|GSK CEO Andrew Witty|
GlaxoSmithKline ($GSK) CEO Andrew Witty may be coming around on a breakup. At the J.P. Morgan Healthcare Conference, Witty said he's open to the idea and pegged his consumer health joint venture with Novartis ($NVS) as a possible option.
"The consumer division is so big in scale--it could one day have a life of its own," Witty said at the conference (as quoted by Bloomberg).
Witty cautioned that such a move wouldn't happen this year or next. For now, GSK is focused on integrating the vaccines business it bought from Novartis and melding the two companies' consumer health units in that JV.
"By bringing these businesses all to real global scale, it for the first time creates the optionality for potentially different structures down the road," Witty said at the conference. "We certainly have a year or two more of work to finish" the integration, he added.
But that's not so long in the scheme of pharma breakups. Consider Pfizer ($PFE) and its long runway for its own possible split into one company focused on older and generic products, and another on new, innovative brands. Pfizer CEO Ian Read proposed the idea in 2013, and the company's timeline now stretches to 2018.
Prominent U.K. investor Neil Woodford, himself a large GSK shareholder, has been pressing the company to consider hiving off some of its units to amp up payoffs to investors. Woodford has a more radical approach in mind, however; he has proposed a four-way split, with consumer health, vaccines, prescription drug brands and HIV-focused ViiV Healthcare all going their own way.
As Woodford told the BBC last week, GSK is so complicated that it runs like four publicly traded companies all bolted together.
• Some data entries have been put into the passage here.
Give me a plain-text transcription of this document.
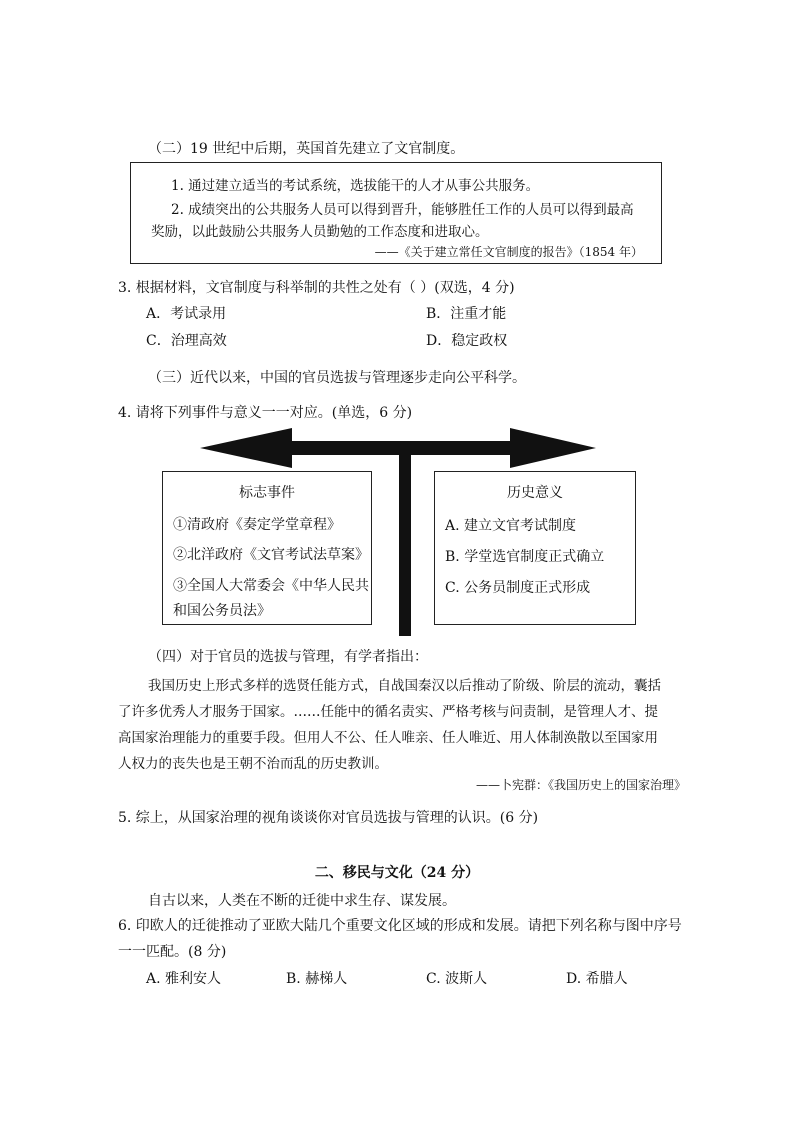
（二）19 世纪中后期，英国首先建立了文官制度。

1. 通过建立适当的考试系统，选拔能干的人才从事公共服务。

2. 成绩突出的公共服务人员可以得到晋升，能够胜任工作的人员可以得到最高

奖励，以此鼓励公共服务人员勤勉的工作态度和进取心。

——《关于建立常任文官制度的报告》（1854 年）

3. 根据材料，文官制度与科举制的共性之处有（ ）(双选，4 分)
A．考试录用	B．注重才能
C．治理高效	D．稳定政权
（三）近代以来，中国的官员选拔与管理逐步走向公平科学。
4. 请将下列事件与意义一一对应。(单选，6 分)

标志事件

①清政府《奏定学堂章程》

②北洋政府《文官考试法草案》

③全国人大常委会《中华人民共

和国公务员法》

历史意义

A. 建立文官考试制度

B. 学堂选官制度正式确立

C. 公务员制度正式形成

（四）对于官员的选拔与管理，有学者指出：
我国历史上形式多样的选贤任能方式，自战国秦汉以后推动了阶级、阶层的流动，囊括
了许多优秀人才服务于国家。……任能中的循名责实、严格考核与问责制，是管理人才、提
高国家治理能力的重要手段。但用人不公、任人唯亲、任人唯近、用人体制涣散以至国家用
人权力的丧失也是王朝不治而乱的历史教训。
——卜宪群：《我国历史上的国家治理》
5. 综上，从国家治理的视角谈谈你对官员选拔与管理的认识。(6 分)
二、移民与文化（24 分）
自古以来，人类在不断的迁徙中求生存、谋发展。
6. 印欧人的迁徙推动了亚欧大陆几个重要文化区域的形成和发展。请把下列名称与图中序号
一一匹配。(8 分)
A. 雅利安人	B. 赫梯人	C. 波斯人	D. 希腊人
The company should focus on its strengths--and do a better job of managing them--while handing off its weaker links to others, he contends. Other investors have echoed him, at least about beefing up where it's strong; some suggest GSK buy out Pfizer ($PFE) and Shionogi's interest in ViiV, as well as Novartis' ($NVS) interest in their consumer JV.
GSK has already done some of that, of course. In last year's swap with Novartis, it traded its oncology portfolio to the Swiss drugmaker in exchange for most of Novartis' vaccines. But that deal didn't go as far as other pharma companies have, and Glaxo scrapped plans for a potential ViiV spinoff.
In addition to Pfizer's spinoff of animal health business Zoetis ($ZTS)--and its long-term plans for a potential split--Abbott Laboratories ($ABT) spun off its branded pharma business, creating AbbVie ($ABBV); Merck & Co. ($MRK) divested its consumer health unit to Bayer; and Sanofi ($SNY) is working to unload its animal health and generics lines. And that's just to name a few.
The consumer space is hot right now, and getting hotter. Sanofi is in talks for a swap with Boehringer Ingelheim, which would trade its animal health unit Merial for Boehringer's consumer business. Bidders salivating after Pfizer's consumer business, which could come up for sale as the drug giant works out its latest megamerger, Allergan ($AGN). Bayer says it's gunning for No. 1 in the field, but if the Sanofi-Boehringer deal comes off, the French drugmaker would claim that spot.